Mark Hannaford, founder of World Extreme Medicine and co-founder of the Extreme Medicine Masters programme, said the organisation has initially held back from rushing into Ukraine, to assess what aid was really needed and where the organisation could add value.
Now, they have utilised their international network of remote medicine experts, to fill a need that will reduce deaths. Mark returned this week from making the delivery to the frontline, and said: “We wanted to make sure our activity in Ukraine really made a positive impact where it’s needed. Because we have specialist expertise, and we’re a small group on a targeted operation, we can be sure that our essential supplies go directly to where they’re needed, on the front line.”
QuikClot is in short supply globally, as production is yet to catch up with the increase in demand since the conflict began. The donation was made by Eric Linder, PA-R, FAWM, founder and chairman of the Team 5 Foundation, who recently completed Exeter’s Extreme Medicine Masters programme.

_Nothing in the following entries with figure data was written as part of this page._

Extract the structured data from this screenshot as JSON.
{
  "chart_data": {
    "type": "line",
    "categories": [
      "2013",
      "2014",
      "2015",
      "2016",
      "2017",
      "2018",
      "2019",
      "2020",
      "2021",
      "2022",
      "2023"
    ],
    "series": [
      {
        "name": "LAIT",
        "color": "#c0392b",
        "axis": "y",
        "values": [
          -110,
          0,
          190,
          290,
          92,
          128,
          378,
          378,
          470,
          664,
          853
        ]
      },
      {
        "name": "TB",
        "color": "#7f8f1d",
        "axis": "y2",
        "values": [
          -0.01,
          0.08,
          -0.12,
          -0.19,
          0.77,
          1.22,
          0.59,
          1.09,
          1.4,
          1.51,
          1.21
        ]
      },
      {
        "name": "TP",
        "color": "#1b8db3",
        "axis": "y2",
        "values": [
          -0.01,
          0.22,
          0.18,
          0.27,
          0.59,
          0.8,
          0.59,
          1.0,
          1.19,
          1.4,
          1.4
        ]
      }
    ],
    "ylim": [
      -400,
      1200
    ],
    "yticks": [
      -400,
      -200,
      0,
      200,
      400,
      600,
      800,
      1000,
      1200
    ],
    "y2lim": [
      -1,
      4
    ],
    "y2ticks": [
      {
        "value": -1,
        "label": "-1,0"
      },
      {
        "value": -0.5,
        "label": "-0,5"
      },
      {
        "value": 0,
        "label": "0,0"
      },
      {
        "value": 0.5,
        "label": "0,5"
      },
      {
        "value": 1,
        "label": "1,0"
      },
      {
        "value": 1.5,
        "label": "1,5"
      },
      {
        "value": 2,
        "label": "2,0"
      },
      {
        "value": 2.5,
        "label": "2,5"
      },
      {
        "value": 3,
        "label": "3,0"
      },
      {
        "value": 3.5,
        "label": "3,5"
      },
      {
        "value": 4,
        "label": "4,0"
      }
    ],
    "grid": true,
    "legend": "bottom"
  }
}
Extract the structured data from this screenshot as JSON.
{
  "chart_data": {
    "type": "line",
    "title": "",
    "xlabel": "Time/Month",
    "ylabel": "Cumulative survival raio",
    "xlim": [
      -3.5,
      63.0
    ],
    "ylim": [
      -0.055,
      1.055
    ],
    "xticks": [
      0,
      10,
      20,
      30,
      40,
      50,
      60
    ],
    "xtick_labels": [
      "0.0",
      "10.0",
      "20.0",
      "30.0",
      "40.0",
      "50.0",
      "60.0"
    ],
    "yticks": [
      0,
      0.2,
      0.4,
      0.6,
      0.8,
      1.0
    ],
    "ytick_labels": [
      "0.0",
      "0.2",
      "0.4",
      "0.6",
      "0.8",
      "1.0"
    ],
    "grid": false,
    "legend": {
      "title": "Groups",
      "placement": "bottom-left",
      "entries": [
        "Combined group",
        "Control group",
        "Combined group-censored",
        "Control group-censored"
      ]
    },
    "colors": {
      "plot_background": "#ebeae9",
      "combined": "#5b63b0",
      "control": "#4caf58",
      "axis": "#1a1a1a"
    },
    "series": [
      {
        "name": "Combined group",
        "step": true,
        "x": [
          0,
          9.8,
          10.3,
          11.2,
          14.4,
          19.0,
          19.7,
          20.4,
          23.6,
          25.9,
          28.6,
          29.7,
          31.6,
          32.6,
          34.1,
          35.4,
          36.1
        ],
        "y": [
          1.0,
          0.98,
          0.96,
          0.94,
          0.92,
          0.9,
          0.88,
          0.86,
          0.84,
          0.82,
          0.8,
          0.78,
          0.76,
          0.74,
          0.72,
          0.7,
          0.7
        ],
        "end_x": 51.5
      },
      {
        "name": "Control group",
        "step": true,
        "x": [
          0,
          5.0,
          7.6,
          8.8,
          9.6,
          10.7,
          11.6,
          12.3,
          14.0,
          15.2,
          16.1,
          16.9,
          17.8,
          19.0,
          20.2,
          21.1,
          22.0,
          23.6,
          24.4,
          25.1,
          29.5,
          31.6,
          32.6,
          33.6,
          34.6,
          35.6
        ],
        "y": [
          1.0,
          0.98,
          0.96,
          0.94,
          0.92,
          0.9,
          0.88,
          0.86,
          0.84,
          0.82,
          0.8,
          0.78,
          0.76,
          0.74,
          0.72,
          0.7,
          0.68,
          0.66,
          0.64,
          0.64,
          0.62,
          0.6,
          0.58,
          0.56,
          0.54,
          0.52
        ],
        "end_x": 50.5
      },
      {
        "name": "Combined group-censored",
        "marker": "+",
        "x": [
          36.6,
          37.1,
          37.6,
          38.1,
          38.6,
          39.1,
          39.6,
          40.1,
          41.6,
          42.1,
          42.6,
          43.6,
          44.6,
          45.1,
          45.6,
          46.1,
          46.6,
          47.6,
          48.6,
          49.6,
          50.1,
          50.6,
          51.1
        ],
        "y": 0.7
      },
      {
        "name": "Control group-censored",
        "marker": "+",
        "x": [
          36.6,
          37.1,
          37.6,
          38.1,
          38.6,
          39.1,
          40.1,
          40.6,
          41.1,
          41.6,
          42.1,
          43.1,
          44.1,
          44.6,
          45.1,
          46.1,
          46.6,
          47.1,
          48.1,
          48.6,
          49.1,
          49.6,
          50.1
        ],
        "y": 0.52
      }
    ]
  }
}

The Team 5 Foundation offers medical care and training to remote and often overlooked areas of the world where communities are in need. Eric said: “We’d received a huge donation of QuikClot, and we were using it to train our expedition members. It’s become incredibly sought-after since the start of the Ukrainian conflict. You just can’t get it. It’s one of the most valuable items of medical kit you can have on the frontline. It really saves lives.
“I could think of no better use for it than to donate it to Ukraine, and I had absolute faith in World Extreme Medicine to ensure it reaches the front line. For me, the most valuable aspect of the Extreme Medicine Masters at the University of Exeter was networking – it’s that network that helps them to operate more efficiently, and it’s also helped me to recruit direct to Team 5!”